Connie Goodwin leaves her post-graduate studies at Harvard University to assist in cleaning up and selling her Granna's house. She does this as a begrudging favor to her mother with whom she has had strained relationship due to their similarly opposing personalities.
As the summer progresses Connie finds herself seeking not only a primary source for her PhD dissertation but the history of a woman that has captured her imagination. Along the way Connie begins to open her mind to things about herself and the history she studied all these years.
Connie soon finds herself having visions of history that are too real to explain through logic. As her relationship with a steeplejack Sam progresses, her life soon begins to mirror that of the woman in the family tree she is researching.

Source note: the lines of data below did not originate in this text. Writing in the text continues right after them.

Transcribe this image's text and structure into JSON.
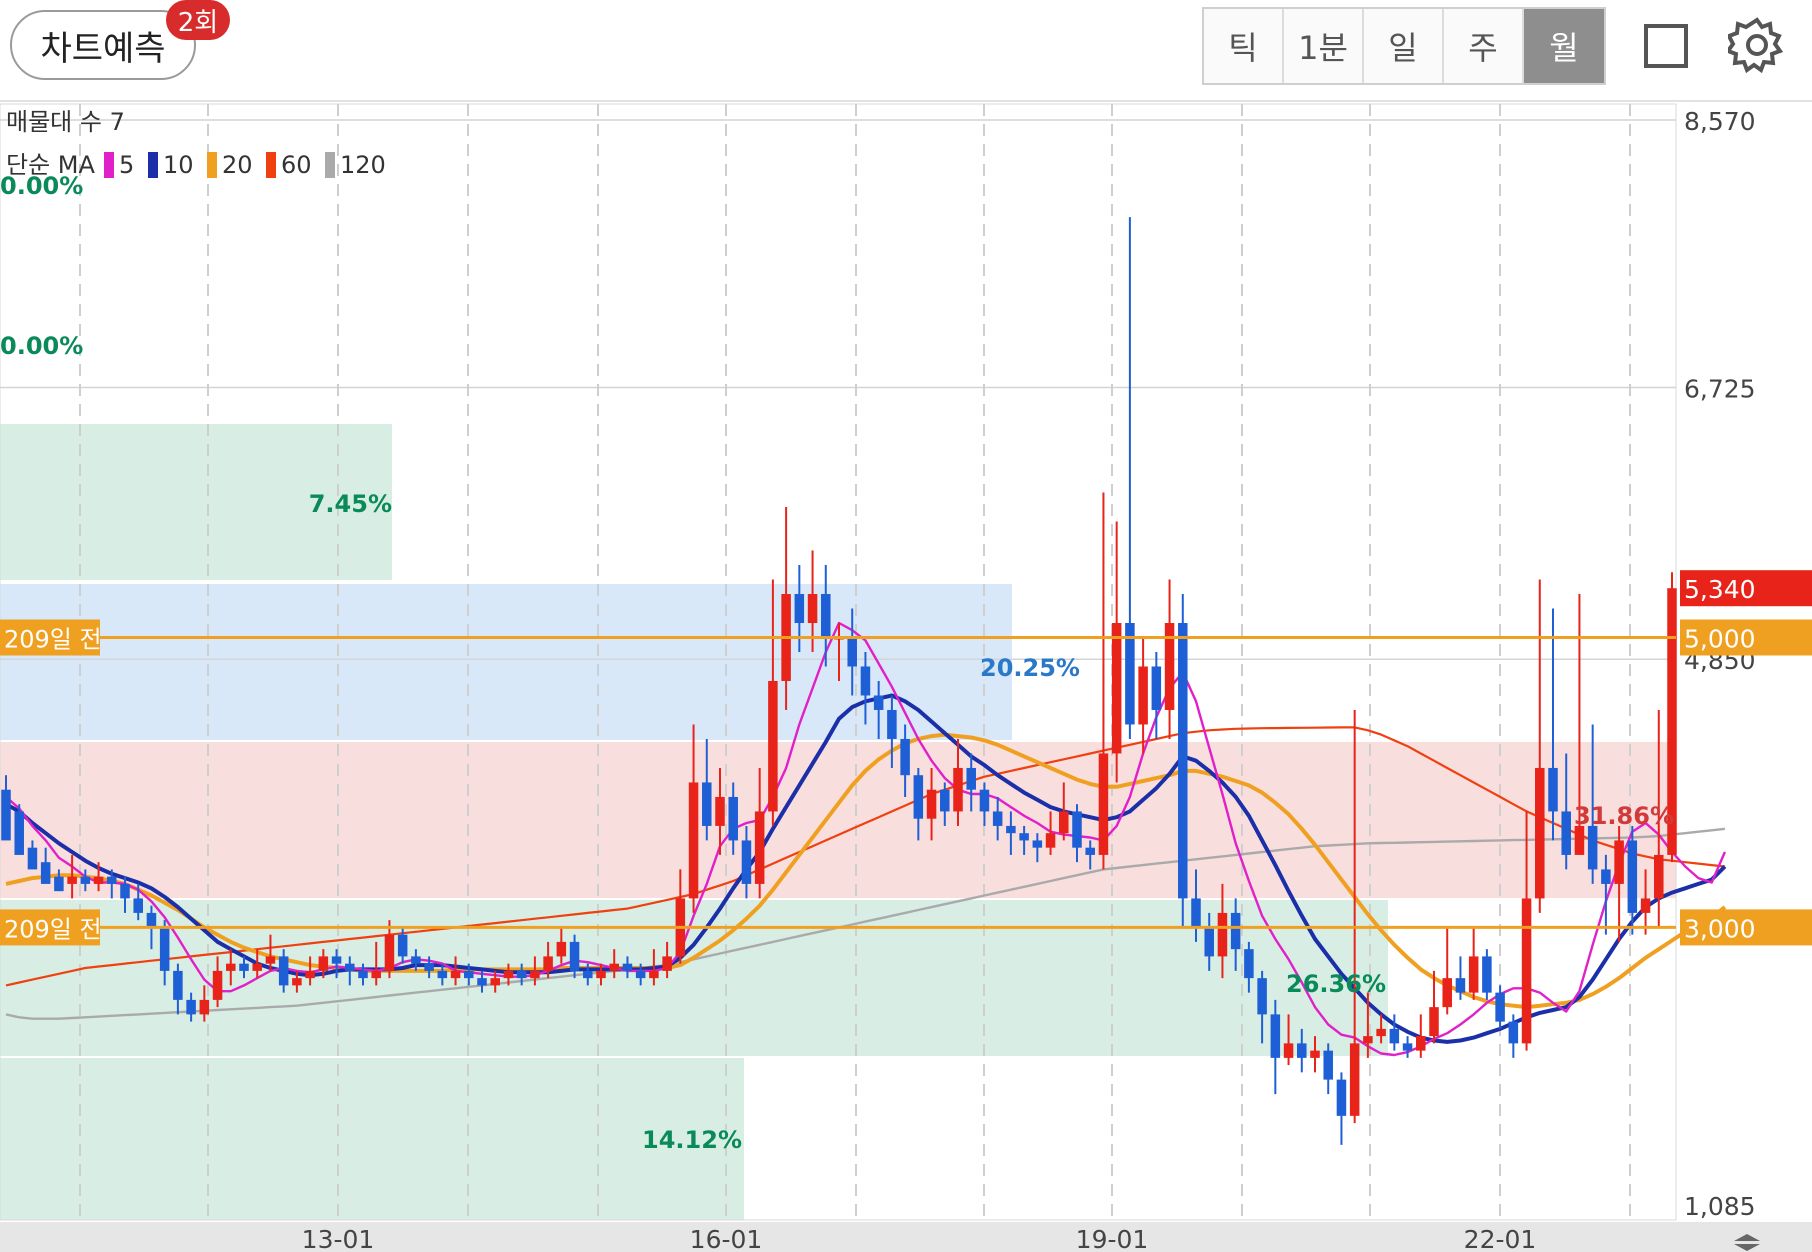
{
  "toolbar": {
    "predict_label": "차트예측",
    "predict_badge": "2회",
    "periods": [
      "틱",
      "1분",
      "일",
      "주",
      "월"
    ],
    "active_period": "월"
  },
  "legend": {
    "volume_profile": "매물대 수 7",
    "ma_title": "단순 MA",
    "ma": [
      {
        "label": "5",
        "color": "#e020c8"
      },
      {
        "label": "10",
        "color": "#1a2fa8"
      },
      {
        "label": "20",
        "color": "#f0a020"
      },
      {
        "label": "60",
        "color": "#f04010"
      },
      {
        "label": "120",
        "color": "#aaaaaa"
      }
    ]
  },
  "colors": {
    "up": "#e8231a",
    "down": "#1f5fd6",
    "ref_line": "#f0a020"
  },
  "chart_data": {
    "type": "candlestick",
    "y_axis": {
      "min": 1085,
      "max": 8570,
      "ticks": [
        "8,570",
        "6,725",
        "4,850",
        "1,085"
      ]
    },
    "x_axis": {
      "ticks": [
        "13-01",
        "16-01",
        "19-01",
        "22-01"
      ]
    },
    "price_tags": [
      {
        "label": "5,340",
        "value": 5340,
        "color": "#e8231a"
      },
      {
        "label": "5,000",
        "value": 5000,
        "color": "#f0a020"
      },
      {
        "label": "3,000",
        "value": 3000,
        "color": "#f0a020"
      }
    ],
    "reference_lines": [
      {
        "label": "209일 전",
        "value": 5000
      },
      {
        "label": "209일 전",
        "value": 3000
      }
    ],
    "volume_profile": [
      {
        "label": "0.00%",
        "color": "#0a8a5a"
      },
      {
        "label": "0.00%",
        "color": "#0a8a5a"
      },
      {
        "label": "7.45%",
        "color": "#0a8a5a"
      },
      {
        "label": "20.25%",
        "color": "#2a78c8"
      },
      {
        "label": "31.86%",
        "color": "#d23a3a"
      },
      {
        "label": "26.36%",
        "color": "#0a8a5a"
      },
      {
        "label": "14.12%",
        "color": "#0a8a5a"
      }
    ],
    "candles": [
      [
        3950,
        3600,
        4050,
        3800
      ],
      [
        3800,
        3500,
        3850,
        3550
      ],
      [
        3550,
        3400,
        3600,
        3450
      ],
      [
        3450,
        3300,
        3550,
        3350
      ],
      [
        3350,
        3250,
        3400,
        3300
      ],
      [
        3300,
        3350,
        3500,
        3200
      ],
      [
        3350,
        3300,
        3400,
        3250
      ],
      [
        3300,
        3350,
        3450,
        3250
      ],
      [
        3350,
        3300,
        3400,
        3200
      ],
      [
        3300,
        3200,
        3350,
        3100
      ],
      [
        3200,
        3100,
        3300,
        3050
      ],
      [
        3100,
        3000,
        3150,
        2850
      ],
      [
        3000,
        2700,
        3050,
        2600
      ],
      [
        2700,
        2500,
        2750,
        2400
      ],
      [
        2500,
        2400,
        2550,
        2350
      ],
      [
        2400,
        2500,
        2600,
        2350
      ],
      [
        2500,
        2700,
        2800,
        2450
      ],
      [
        2700,
        2750,
        2850,
        2600
      ],
      [
        2750,
        2700,
        2800,
        2650
      ],
      [
        2700,
        2750,
        2850,
        2650
      ],
      [
        2750,
        2800,
        2950,
        2700
      ],
      [
        2800,
        2600,
        2850,
        2550
      ],
      [
        2600,
        2650,
        2700,
        2550
      ],
      [
        2650,
        2700,
        2800,
        2600
      ],
      [
        2700,
        2800,
        2850,
        2650
      ],
      [
        2800,
        2750,
        2850,
        2650
      ],
      [
        2750,
        2700,
        2800,
        2600
      ],
      [
        2700,
        2650,
        2750,
        2600
      ],
      [
        2650,
        2700,
        2900,
        2600
      ],
      [
        2700,
        2950,
        3050,
        2650
      ],
      [
        2950,
        2800,
        3000,
        2750
      ],
      [
        2800,
        2750,
        2850,
        2700
      ],
      [
        2750,
        2700,
        2800,
        2650
      ],
      [
        2700,
        2650,
        2750,
        2600
      ],
      [
        2650,
        2700,
        2800,
        2600
      ],
      [
        2700,
        2650,
        2750,
        2600
      ],
      [
        2650,
        2600,
        2700,
        2550
      ],
      [
        2600,
        2650,
        2700,
        2550
      ],
      [
        2650,
        2700,
        2750,
        2600
      ],
      [
        2700,
        2650,
        2750,
        2600
      ],
      [
        2650,
        2700,
        2800,
        2600
      ],
      [
        2700,
        2800,
        2900,
        2650
      ],
      [
        2800,
        2900,
        3000,
        2750
      ],
      [
        2900,
        2700,
        2950,
        2650
      ],
      [
        2700,
        2650,
        2750,
        2600
      ],
      [
        2650,
        2700,
        2750,
        2600
      ],
      [
        2700,
        2750,
        2850,
        2650
      ],
      [
        2750,
        2700,
        2800,
        2650
      ],
      [
        2700,
        2650,
        2750,
        2600
      ],
      [
        2650,
        2700,
        2850,
        2600
      ],
      [
        2700,
        2800,
        2900,
        2650
      ],
      [
        2800,
        3200,
        3400,
        2750
      ],
      [
        3200,
        4000,
        4400,
        3100
      ],
      [
        4000,
        3700,
        4300,
        3600
      ],
      [
        3700,
        3900,
        4100,
        3500
      ],
      [
        3900,
        3600,
        4000,
        3500
      ],
      [
        3600,
        3300,
        3700,
        3200
      ],
      [
        3300,
        3800,
        4100,
        3200
      ],
      [
        3800,
        4700,
        5400,
        3700
      ],
      [
        4700,
        5300,
        5900,
        4500
      ],
      [
        5300,
        5100,
        5500,
        4900
      ],
      [
        5100,
        5300,
        5600,
        4900
      ],
      [
        5300,
        5000,
        5500,
        4800
      ],
      [
        5000,
        5000,
        5100,
        4700
      ],
      [
        5000,
        4800,
        5200,
        4600
      ],
      [
        4800,
        4600,
        4900,
        4400
      ],
      [
        4600,
        4500,
        4700,
        4300
      ],
      [
        4500,
        4300,
        4600,
        4100
      ],
      [
        4300,
        4050,
        4400,
        3900
      ],
      [
        4050,
        3750,
        4100,
        3600
      ],
      [
        3750,
        3950,
        4100,
        3600
      ],
      [
        3950,
        3800,
        4000,
        3700
      ],
      [
        3800,
        4100,
        4300,
        3700
      ],
      [
        4100,
        3950,
        4200,
        3800
      ],
      [
        3950,
        3800,
        4000,
        3700
      ],
      [
        3800,
        3700,
        3900,
        3600
      ],
      [
        3700,
        3650,
        3800,
        3500
      ],
      [
        3650,
        3600,
        3700,
        3500
      ],
      [
        3600,
        3550,
        3650,
        3450
      ],
      [
        3550,
        3650,
        3800,
        3500
      ],
      [
        3650,
        3800,
        4000,
        3600
      ],
      [
        3800,
        3550,
        3850,
        3450
      ],
      [
        3550,
        3500,
        3600,
        3400
      ],
      [
        3500,
        4200,
        6000,
        3400
      ],
      [
        4200,
        5100,
        5800,
        4000
      ],
      [
        5100,
        4400,
        7900,
        4300
      ],
      [
        4400,
        4800,
        5000,
        4200
      ],
      [
        4800,
        4500,
        4900,
        4300
      ],
      [
        4500,
        5100,
        5400,
        4300
      ],
      [
        5100,
        3200,
        5300,
        3000
      ],
      [
        3200,
        3000,
        3400,
        2900
      ],
      [
        3000,
        2800,
        3100,
        2700
      ],
      [
        2800,
        3100,
        3300,
        2650
      ],
      [
        3100,
        2850,
        3200,
        2700
      ],
      [
        2850,
        2650,
        2900,
        2550
      ],
      [
        2650,
        2400,
        2700,
        2200
      ],
      [
        2400,
        2100,
        2500,
        1850
      ],
      [
        2100,
        2200,
        2400,
        2050
      ],
      [
        2200,
        2100,
        2300,
        2000
      ],
      [
        2100,
        2150,
        2250,
        2000
      ],
      [
        2150,
        1950,
        2200,
        1850
      ],
      [
        1950,
        1700,
        2000,
        1500
      ],
      [
        1700,
        2200,
        4500,
        1650
      ],
      [
        2200,
        2250,
        2550,
        2100
      ],
      [
        2250,
        2300,
        2400,
        2200
      ],
      [
        2300,
        2200,
        2400,
        2150
      ],
      [
        2200,
        2150,
        2250,
        2100
      ],
      [
        2150,
        2250,
        2400,
        2100
      ],
      [
        2250,
        2450,
        2700,
        2200
      ],
      [
        2450,
        2650,
        3000,
        2400
      ],
      [
        2650,
        2550,
        2800,
        2500
      ],
      [
        2550,
        2800,
        3000,
        2500
      ],
      [
        2800,
        2550,
        2850,
        2500
      ],
      [
        2550,
        2350,
        2600,
        2300
      ],
      [
        2350,
        2200,
        2400,
        2100
      ],
      [
        2200,
        3200,
        3800,
        2150
      ],
      [
        3200,
        4100,
        5400,
        3100
      ],
      [
        4100,
        3800,
        5200,
        3600
      ],
      [
        3800,
        3500,
        4200,
        3400
      ],
      [
        3500,
        3700,
        5300,
        3500
      ],
      [
        3700,
        3400,
        4400,
        3300
      ],
      [
        3400,
        3300,
        3500,
        2950
      ],
      [
        3300,
        3600,
        3700,
        2900
      ],
      [
        3600,
        3100,
        3700,
        2950
      ],
      [
        3100,
        3200,
        3400,
        2950
      ],
      [
        3200,
        3500,
        4500,
        3000
      ],
      [
        3500,
        5340,
        5450,
        3450
      ]
    ],
    "ma5": [
      3900,
      3820,
      3700,
      3600,
      3480,
      3420,
      3350,
      3310,
      3310,
      3300,
      3260,
      3180,
      3070,
      2930,
      2780,
      2640,
      2560,
      2560,
      2600,
      2650,
      2700,
      2720,
      2700,
      2690,
      2710,
      2730,
      2720,
      2710,
      2700,
      2720,
      2760,
      2780,
      2770,
      2750,
      2700,
      2690,
      2680,
      2670,
      2660,
      2660,
      2670,
      2700,
      2740,
      2770,
      2760,
      2740,
      2720,
      2700,
      2700,
      2700,
      2720,
      2830,
      3080,
      3300,
      3560,
      3680,
      3720,
      3740,
      3900,
      4100,
      4400,
      4650,
      4900,
      5100,
      5050,
      4980,
      4820,
      4660,
      4480,
      4300,
      4150,
      4030,
      3950,
      3920,
      3920,
      3890,
      3830,
      3770,
      3720,
      3660,
      3640,
      3630,
      3620,
      3600,
      3700,
      3900,
      4200,
      4450,
      4650,
      4760,
      4560,
      4240,
      3920,
      3580,
      3320,
      3080,
      2920,
      2780,
      2620,
      2450,
      2330,
      2260,
      2240,
      2180,
      2130,
      2120,
      2140,
      2180,
      2230,
      2270,
      2330,
      2400,
      2480,
      2540,
      2580,
      2580,
      2550,
      2480,
      2420,
      2560,
      2880,
      3180,
      3440,
      3660,
      3720,
      3640,
      3520,
      3420,
      3340,
      3310,
      3520
    ],
    "ma10": [
      3850,
      3800,
      3720,
      3650,
      3580,
      3520,
      3460,
      3410,
      3370,
      3340,
      3310,
      3270,
      3210,
      3140,
      3060,
      2980,
      2900,
      2850,
      2800,
      2750,
      2720,
      2700,
      2680,
      2670,
      2680,
      2700,
      2710,
      2710,
      2710,
      2710,
      2720,
      2740,
      2740,
      2740,
      2730,
      2720,
      2710,
      2700,
      2690,
      2690,
      2690,
      2690,
      2700,
      2710,
      2710,
      2710,
      2710,
      2710,
      2710,
      2720,
      2730,
      2790,
      2880,
      3000,
      3130,
      3270,
      3400,
      3520,
      3680,
      3830,
      3980,
      4130,
      4280,
      4440,
      4520,
      4560,
      4580,
      4600,
      4560,
      4500,
      4420,
      4340,
      4260,
      4180,
      4120,
      4050,
      3990,
      3930,
      3880,
      3830,
      3800,
      3780,
      3760,
      3740,
      3760,
      3800,
      3880,
      3960,
      4060,
      4180,
      4150,
      4080,
      4000,
      3900,
      3770,
      3600,
      3430,
      3250,
      3080,
      2920,
      2800,
      2680,
      2580,
      2480,
      2400,
      2330,
      2280,
      2240,
      2220,
      2210,
      2220,
      2240,
      2270,
      2300,
      2340,
      2380,
      2410,
      2430,
      2450,
      2520,
      2640,
      2780,
      2920,
      3040,
      3140,
      3200,
      3240,
      3270,
      3300,
      3330,
      3420
    ],
    "ma20": [
      3300,
      3320,
      3340,
      3350,
      3360,
      3360,
      3350,
      3340,
      3320,
      3300,
      3260,
      3220,
      3170,
      3120,
      3060,
      3000,
      2950,
      2900,
      2860,
      2830,
      2800,
      2780,
      2760,
      2740,
      2730,
      2720,
      2710,
      2700,
      2700,
      2700,
      2700,
      2700,
      2700,
      2700,
      2710,
      2710,
      2710,
      2710,
      2710,
      2710,
      2710,
      2710,
      2720,
      2720,
      2720,
      2720,
      2720,
      2720,
      2720,
      2720,
      2720,
      2740,
      2790,
      2850,
      2910,
      2980,
      3060,
      3150,
      3260,
      3380,
      3500,
      3620,
      3740,
      3860,
      3980,
      4080,
      4160,
      4220,
      4270,
      4300,
      4320,
      4330,
      4320,
      4310,
      4290,
      4260,
      4220,
      4180,
      4140,
      4100,
      4060,
      4020,
      3990,
      3970,
      3970,
      3990,
      4010,
      4030,
      4050,
      4080,
      4080,
      4060,
      4040,
      4010,
      3980,
      3930,
      3860,
      3780,
      3680,
      3570,
      3450,
      3330,
      3210,
      3090,
      2980,
      2880,
      2790,
      2710,
      2650,
      2600,
      2560,
      2520,
      2490,
      2470,
      2460,
      2450,
      2460,
      2470,
      2480,
      2500,
      2540,
      2590,
      2650,
      2720,
      2790,
      2850,
      2910,
      2970,
      3020,
      3070,
      3140
    ],
    "ma60": [
      2600,
      2620,
      2640,
      2660,
      2680,
      2700,
      2720,
      2730,
      2740,
      2750,
      2760,
      2770,
      2780,
      2790,
      2800,
      2810,
      2820,
      2830,
      2840,
      2850,
      2860,
      2870,
      2880,
      2890,
      2900,
      2910,
      2920,
      2930,
      2940,
      2950,
      2960,
      2970,
      2980,
      2990,
      3000,
      3010,
      3020,
      3030,
      3040,
      3050,
      3060,
      3070,
      3080,
      3090,
      3100,
      3110,
      3120,
      3130,
      3150,
      3170,
      3190,
      3210,
      3230,
      3260,
      3290,
      3320,
      3360,
      3400,
      3440,
      3480,
      3520,
      3560,
      3600,
      3640,
      3680,
      3720,
      3760,
      3800,
      3840,
      3880,
      3920,
      3950,
      3980,
      4010,
      4040,
      4060,
      4080,
      4100,
      4120,
      4140,
      4160,
      4180,
      4200,
      4220,
      4240,
      4260,
      4280,
      4300,
      4320,
      4340,
      4350,
      4360,
      4365,
      4370,
      4372,
      4374,
      4375,
      4376,
      4377,
      4378,
      4379,
      4380,
      4380,
      4360,
      4330,
      4290,
      4250,
      4200,
      4150,
      4100,
      4050,
      4000,
      3950,
      3900,
      3850,
      3800,
      3760,
      3720,
      3680,
      3640,
      3600,
      3570,
      3540,
      3510,
      3490,
      3470,
      3460,
      3450,
      3440,
      3430,
      3420
    ],
    "ma120": [
      2400,
      2380,
      2370,
      2370,
      2370,
      2375,
      2380,
      2385,
      2390,
      2395,
      2400,
      2405,
      2410,
      2415,
      2420,
      2425,
      2430,
      2435,
      2440,
      2445,
      2450,
      2455,
      2460,
      2470,
      2480,
      2490,
      2500,
      2510,
      2520,
      2530,
      2540,
      2550,
      2560,
      2570,
      2580,
      2590,
      2600,
      2610,
      2620,
      2630,
      2640,
      2650,
      2660,
      2670,
      2680,
      2690,
      2700,
      2710,
      2720,
      2730,
      2740,
      2760,
      2780,
      2800,
      2820,
      2840,
      2860,
      2880,
      2900,
      2920,
      2940,
      2960,
      2980,
      3000,
      3020,
      3040,
      3060,
      3080,
      3100,
      3120,
      3140,
      3160,
      3180,
      3200,
      3220,
      3240,
      3260,
      3280,
      3300,
      3320,
      3340,
      3360,
      3380,
      3400,
      3410,
      3420,
      3430,
      3440,
      3450,
      3460,
      3470,
      3480,
      3490,
      3500,
      3510,
      3520,
      3530,
      3540,
      3550,
      3560,
      3565,
      3570,
      3575,
      3580,
      3582,
      3584,
      3586,
      3588,
      3590,
      3592,
      3594,
      3596,
      3598,
      3600,
      3602,
      3604,
      3606,
      3608,
      3610,
      3612,
      3614,
      3616,
      3618,
      3620,
      3625,
      3630,
      3640,
      3650,
      3660,
      3670,
      3680
    ]
  }
}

Katherine Howe has produced an intriguing character that complements the factual and fictional history within her book. Connie lives both in her today and other people's yesterdays. This dynamic is beautifully built into the character that develops. Howe has truly blended the plot with the character in this book.
The use of various languages throughout the book takes the reader back to the time of Deliverance Dane and the Salem witch trials. The images invoked by Howe's descriptors is magnificent and allows the reader to be alongside the characters' journeys. This is sure to be on the must-read lists of tomorrow.
I highly recommend this book to all readers.
This promotional copy was received during BookExpo America 2009 as a free marketing tool by either the publisher or author and was given to many attendees. It was not given to me to review. I did not receive any compensation from the publisher or author for this review.